The differing operations at Stourpaine, where travellers were directed to a designated site, and at Somerford, when caravans were seized and their occupants arrested, were masterminded by Chief Inspector Nick Maton.

Under his guidance Dorset was the first force in the country to use new legal powers to move caravan convoys from unauthorised sites when they invoked section 62a of the Criminal Justice and Public Order Act to shift steam fair travellers from Blandford to an alternative site paid for by North Dorset council.

The move was widely viewed as a success - even by the travellers themselves.

But days later Chief Insp Maton took a tougher line to direct a swoop on a persistent band of travellers playing cat and mouse with the authorities in Christchurch after being evicted from the town's 2Riversmeet sports arena where they had been camped for more than six weeks.

Specially trained officers backed up local police to impound one caravan recognised as being stolen, began removing vans when occupants refused to leave, and arrested a woman for obstruction when she locked herself in a caravan to prevent it being towed away.

When the travellers realised the police meant business, they moved on.

"It is important not to view all travellers as the same," said Chief Insp Maton, who believes local councils and residents can also play their part in avoiding the controversy and confrontations caused by traveller invasions.

He applauded the "bold step" taken by North Dorset council in collaboration with a local landowner to provide a temporary site where travellers could be directed immediately rather than go through lengthy and costly court procedures.

He urged local residents not to provide custom for travellers offering cut-price surfacing, building and landscaping work - often shoddily done and more expensive than first quoted.

"It is wrong to think the travellers are only here on holiday; they are here to work and if they were not making money, they would not have been so determined to stay," Chief Insp Maton told Christchurch councillors this week.

"People should not accept cold callers without getting a written contract. Once they realise their opportunity of earning is gone, they will leave."

Chief Insp Maton was also keen to dispel the idea that police were not willing or able to prosecute criminal activities blamed on the travellers, including criminal damage, theft and motoring offences.

While dozens of bicycles were recovered wrecked and abandoned at Christchurch when the travellers left, very few had been reported stolen.

But he warned that obtaining evidence was sometimes difficult and some of the more troublesome travellers, including their children, were well drilled in the law and when challenged could offer ready defences which were not easy to disprove.

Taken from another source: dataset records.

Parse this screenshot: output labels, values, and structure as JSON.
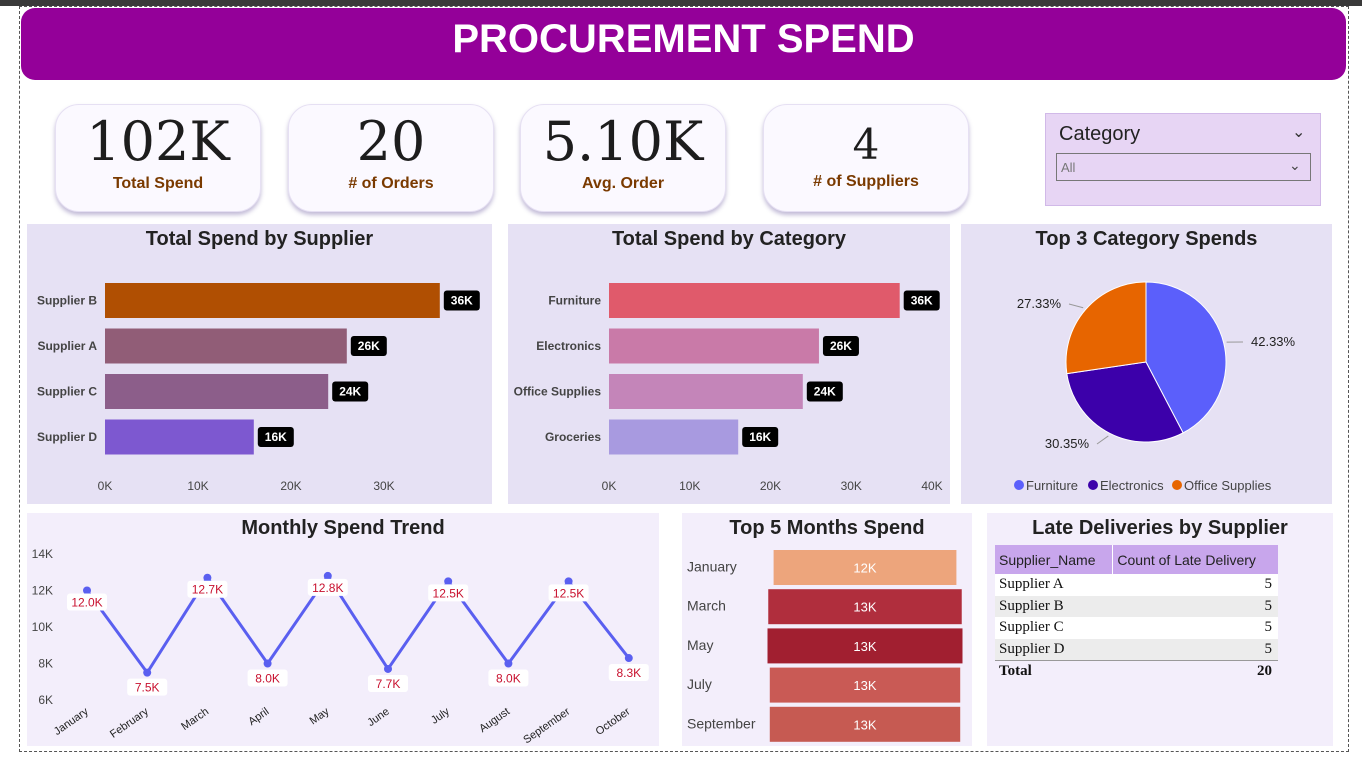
{
  "title": "PROCUREMENT SPEND",
  "kpis": [
    {
      "value": "102K",
      "label": "Total Spend"
    },
    {
      "value": "20",
      "label": "# of Orders"
    },
    {
      "value": "5.10K",
      "label": "Avg. Order"
    },
    {
      "value": "4",
      "label": "# of Suppliers"
    }
  ],
  "slicer": {
    "label": "Category",
    "value": "All",
    "chevron": "chevron-down-icon"
  },
  "charts": {
    "supplier": {
      "type": "bar",
      "orientation": "horizontal",
      "title": "Total Spend by Supplier",
      "categories": [
        "Supplier B",
        "Supplier A",
        "Supplier C",
        "Supplier D"
      ],
      "values": [
        36,
        26,
        24,
        16
      ],
      "value_labels": [
        "36K",
        "26K",
        "24K",
        "16K"
      ],
      "colors": [
        "#b04f02",
        "#915d77",
        "#8c5e8a",
        "#7d58d0"
      ],
      "xticks": [
        "0K",
        "10K",
        "20K",
        "30K"
      ],
      "xlim": [
        0,
        40
      ]
    },
    "category": {
      "type": "bar",
      "orientation": "horizontal",
      "title": "Total Spend by Category",
      "categories": [
        "Furniture",
        "Electronics",
        "Office Supplies",
        "Groceries"
      ],
      "values": [
        36,
        26,
        24,
        16
      ],
      "value_labels": [
        "36K",
        "26K",
        "24K",
        "16K"
      ],
      "colors": [
        "#e05a6b",
        "#c97aa8",
        "#c485b9",
        "#a89ae0"
      ],
      "xticks": [
        "0K",
        "10K",
        "20K",
        "30K",
        "40K"
      ],
      "xlim": [
        0,
        40
      ]
    },
    "pie": {
      "type": "pie",
      "title": "Top 3 Category Spends",
      "labels": [
        "Furniture",
        "Electronics",
        "Office Supplies"
      ],
      "values": [
        42.33,
        30.35,
        27.33
      ],
      "value_labels": [
        "42.33%",
        "30.35%",
        "27.33%"
      ],
      "colors": [
        "#5b5ffb",
        "#3c00aa",
        "#e76500"
      ],
      "legend_placement": "bottom"
    },
    "trend": {
      "type": "line",
      "title": "Monthly Spend Trend",
      "x": [
        "January",
        "February",
        "March",
        "April",
        "May",
        "June",
        "July",
        "August",
        "September",
        "October"
      ],
      "y": [
        12.0,
        7.5,
        12.7,
        8.0,
        12.8,
        7.7,
        12.5,
        8.0,
        12.5,
        8.3
      ],
      "value_labels": [
        "12.0K",
        "7.5K",
        "12.7K",
        "8.0K",
        "12.8K",
        "7.7K",
        "12.5K",
        "8.0K",
        "12.5K",
        "8.3K"
      ],
      "yticks": [
        "6K",
        "8K",
        "10K",
        "12K",
        "14K"
      ],
      "ylim": [
        6,
        14
      ],
      "color": "#5a5ff0",
      "label_color": "#c8102e"
    },
    "top5": {
      "type": "bar",
      "orientation": "horizontal",
      "title": "Top 5 Months Spend",
      "categories": [
        "January",
        "March",
        "May",
        "July",
        "September"
      ],
      "values": [
        12.0,
        12.7,
        12.8,
        12.5,
        12.5
      ],
      "value_labels": [
        "12K",
        "13K",
        "13K",
        "13K",
        "13K"
      ],
      "colors": [
        "#eda57c",
        "#b02e3d",
        "#a11f30",
        "#c95a55",
        "#c65a52"
      ]
    }
  },
  "late": {
    "title": "Late Deliveries by Supplier",
    "columns": [
      "Supplier_Name",
      "Count of Late Delivery"
    ],
    "rows": [
      [
        "Supplier A",
        "5"
      ],
      [
        "Supplier B",
        "5"
      ],
      [
        "Supplier C",
        "5"
      ],
      [
        "Supplier D",
        "5"
      ]
    ],
    "total": [
      "Total",
      "20"
    ]
  }
}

Chief Insp Maton backs the National Association of Chief Police Officers' lobbying of the government for increased powers to deal with traveller problems, including creating a database to improve inter-county intelligence and communication and avoid the "traveller tennis" scenario of convoys being batted back and forth from one area to another.

"Travellers are not a problem that is unique to Christchurch or Dorset but there are laws and we will apply them," he said.